Marathon is in the middle of a major restructuring that will involve several transactions with MPLX to move all midstream assets to the subsidiary as well as exchange its general partnership ownership -- and the incentive distribution rights that go with it -- for an even larger share of limited partner units. Those sales and dropdowns should net Marathon a huge chunk of cash -- $9 billion to $11 billion -- to play with. 

It's apparent what the company wants to do with all this excess cash: Buy back stock. On May 31, the board of directors authorized a $3 billion share repurchase program. That authorization is on top of the $2.1 billion that remains on the previous buyback plan. That means the company has the authorization to buy back 17% of the company's market cap right now.

Marathon's board and management team believe fervently in share repurchases as a way to lift shareholder returns.
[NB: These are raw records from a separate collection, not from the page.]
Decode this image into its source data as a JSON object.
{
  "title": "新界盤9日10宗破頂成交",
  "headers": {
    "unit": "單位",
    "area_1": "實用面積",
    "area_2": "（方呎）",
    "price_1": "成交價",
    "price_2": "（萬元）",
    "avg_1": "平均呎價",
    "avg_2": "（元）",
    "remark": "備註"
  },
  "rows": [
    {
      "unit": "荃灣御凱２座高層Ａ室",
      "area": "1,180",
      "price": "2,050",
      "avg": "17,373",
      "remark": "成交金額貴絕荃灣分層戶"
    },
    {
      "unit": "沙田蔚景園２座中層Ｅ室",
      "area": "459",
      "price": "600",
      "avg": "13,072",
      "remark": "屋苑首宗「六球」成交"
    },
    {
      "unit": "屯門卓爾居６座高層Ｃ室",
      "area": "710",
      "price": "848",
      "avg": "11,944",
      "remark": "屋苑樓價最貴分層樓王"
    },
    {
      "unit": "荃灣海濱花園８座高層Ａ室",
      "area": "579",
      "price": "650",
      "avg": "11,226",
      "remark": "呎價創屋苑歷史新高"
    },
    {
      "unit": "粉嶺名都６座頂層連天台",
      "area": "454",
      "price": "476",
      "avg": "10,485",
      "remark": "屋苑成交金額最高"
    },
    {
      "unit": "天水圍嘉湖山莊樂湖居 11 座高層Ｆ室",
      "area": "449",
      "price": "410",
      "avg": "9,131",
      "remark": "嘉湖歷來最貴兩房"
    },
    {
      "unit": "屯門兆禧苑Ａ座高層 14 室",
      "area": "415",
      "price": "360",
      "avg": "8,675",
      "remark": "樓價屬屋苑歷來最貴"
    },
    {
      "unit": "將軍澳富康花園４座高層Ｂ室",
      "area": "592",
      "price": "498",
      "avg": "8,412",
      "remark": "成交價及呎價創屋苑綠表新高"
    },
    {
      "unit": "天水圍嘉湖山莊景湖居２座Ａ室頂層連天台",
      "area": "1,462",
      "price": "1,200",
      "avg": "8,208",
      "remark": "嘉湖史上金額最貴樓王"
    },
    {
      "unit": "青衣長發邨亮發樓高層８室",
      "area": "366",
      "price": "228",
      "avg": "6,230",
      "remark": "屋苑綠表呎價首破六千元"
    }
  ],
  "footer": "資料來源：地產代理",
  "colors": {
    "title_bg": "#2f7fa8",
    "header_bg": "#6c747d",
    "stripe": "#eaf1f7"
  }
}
Ever since the company was spun out of Marathon Oil back in 2010, management has repurchased 26% of all shares outstanding. Toss on this recent repurchase authorization and the likely chance that further asset sales will go toward share repurchases, and Marathon is really going out of its way to reduce its share count.

What management had to say

CEO Gary Heminger's comment on the refining market is similar to other statements from refining company executives this quarter. He sees the refining market getting better from here:

Looking forward, we believe the U.S. and global macroeconomic picture remains favorable and we expect good underlying economic growth will continue to support strong demand for our products. With top-tier, strategically located assets with export access, MPC is well-positioned to meet the energy needs of the markets and to continue to drive long-term value for shareholders.

How long this better refining market lasts is anyone's guess, but refined product inventories are on the decline and crude oil prices have remained suppressed thanks to shale drilling quickly backfilling production declines in other parts of the world. These conditions could make for better refining margins for at least a quarter or two.

What a Fool believes

Marathon is still a company in corporate structure flux. On top of the MPLX restructuring, management is also conducting a strategic review of its Speedway assets that may lead to a spinoff as well. Even though Marathon continues to buy back gobs of stock and grow its dividend by double digits, it's hard to make a definitive investment decision when so many significant profit centers are up in the air. Once we get a plan for Speedway, even if that plan is to remain as is, then we can make a more lasting decision about Marathon Petroleum.